Accelerating Big Data Time-to-Value

Big Data can become Big Impact Data for your business. Analysts are watching the evolution of Big Data from trendy to valuable insight.

I like this technology maturity curve from Gartner. In 2013, Gartner places Big Data close to the Peak of Inflated Expectations, which means that it’s 3-5 years away from the Plateau of Productivity.

That’s a long time!

What if you could skip the Disillusionment phase and start making money from Big Data projects a lot sooner?

I asked the advice of Chris Ward, Brian Vaughan and James Bigger, Principal Consultants with World Wide Technologies ( and this is how their customers have done just that:

Step 1: Have a clearly defined business use case.

Work with the line of business executives and together precisely define a Big Data use case that is core to the business and has the potential to create transformative value through leveraging multiple data sources and predictive analytics. Some examples:

  • A retailer that leverages many data sources (marketing offer/response, historical transactions, web-site browsing, 3rd party profiles and more) and recommendation analytics to improve the personalization of marketing campaigns, coupons, and offers to compete better with competitors.
  • A railroad that uses sensor data, microphones and ultrasound to capture data about their engines to identify equipment at risk for failure
  • An investment bank that leverages the portfolios of their more than 30,000 FAs to create apples to apples performance comparisons and generate product recommendations across this network 

Step 2: Translate the business problem into a math problem and leverage as much relevant data as possible

The two critical components to building highly predictive models are:

  • Attack the business problem with multiple analytical techniques; often it will be an “ensemble” pulling the best of many models together that delivers the breakthrough in predictive “lift”
  • Build a “data ecosystem” that leverages and links as many new, relevant data sources as possible; remember there are usually treasure troves of data inside the 4 walls (both structured and unstructured) that have never been properly brought to bear on business problems or opportunities

Step 3: Think strategically from the beginning

This is a new area of investment for your company, so it makes sense to start small; but starting small doesn’t mean starting cheap. To make the right technology decisions you will need to understand what will be required to operate the solution at scale.  Calculate your ROI based on your TCO, not just based on acquisition cost. This will provide a clearer picture for your CIO and CFO and will get you funding for the next business use case.

Step 4: Test often

Test your initial assumptions with a Proof of Concept as close to production as possible. Adopt an agile development methodology so you can discover mistakes early and adjust course.

Step 5: Communicate

Over invest in committed resources on the first case study to increase the odds of success; then broadcast the results widely and loudly through all channels.

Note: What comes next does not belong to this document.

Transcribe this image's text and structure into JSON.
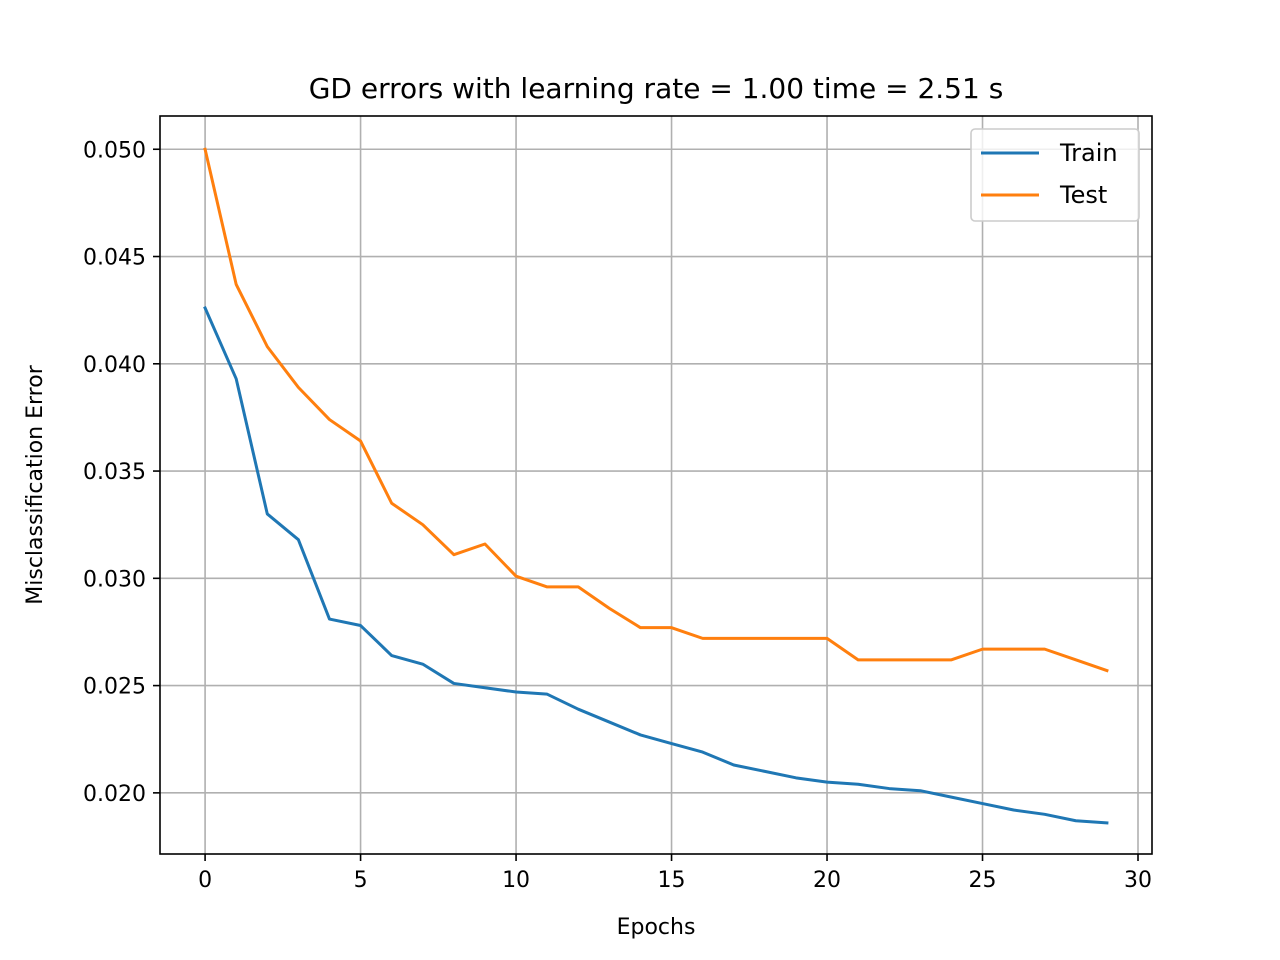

WWT has built a Flexpod Select Reference Architecture in their Advanced Technology Center (ATC) to highlight core features of NetApp’s products in a Big Data solution.  Specifically, WWT will plan to leverage the ATC to demonstrate key points of differentiation in the NetApp solution – separation of compute and storage, enterprise grade reliability, market leading data replication factors that drive compelling TCO at scale, etc. 

By offering customers an ATC facility that provides practical advice and comparisons on the hardware and software components of a Big Data stack, demos that highlight how technology and analytics drive value and the ability for customers to load data and run POC’s, WWT can really help with the strategic decisions of starting small but thinking big.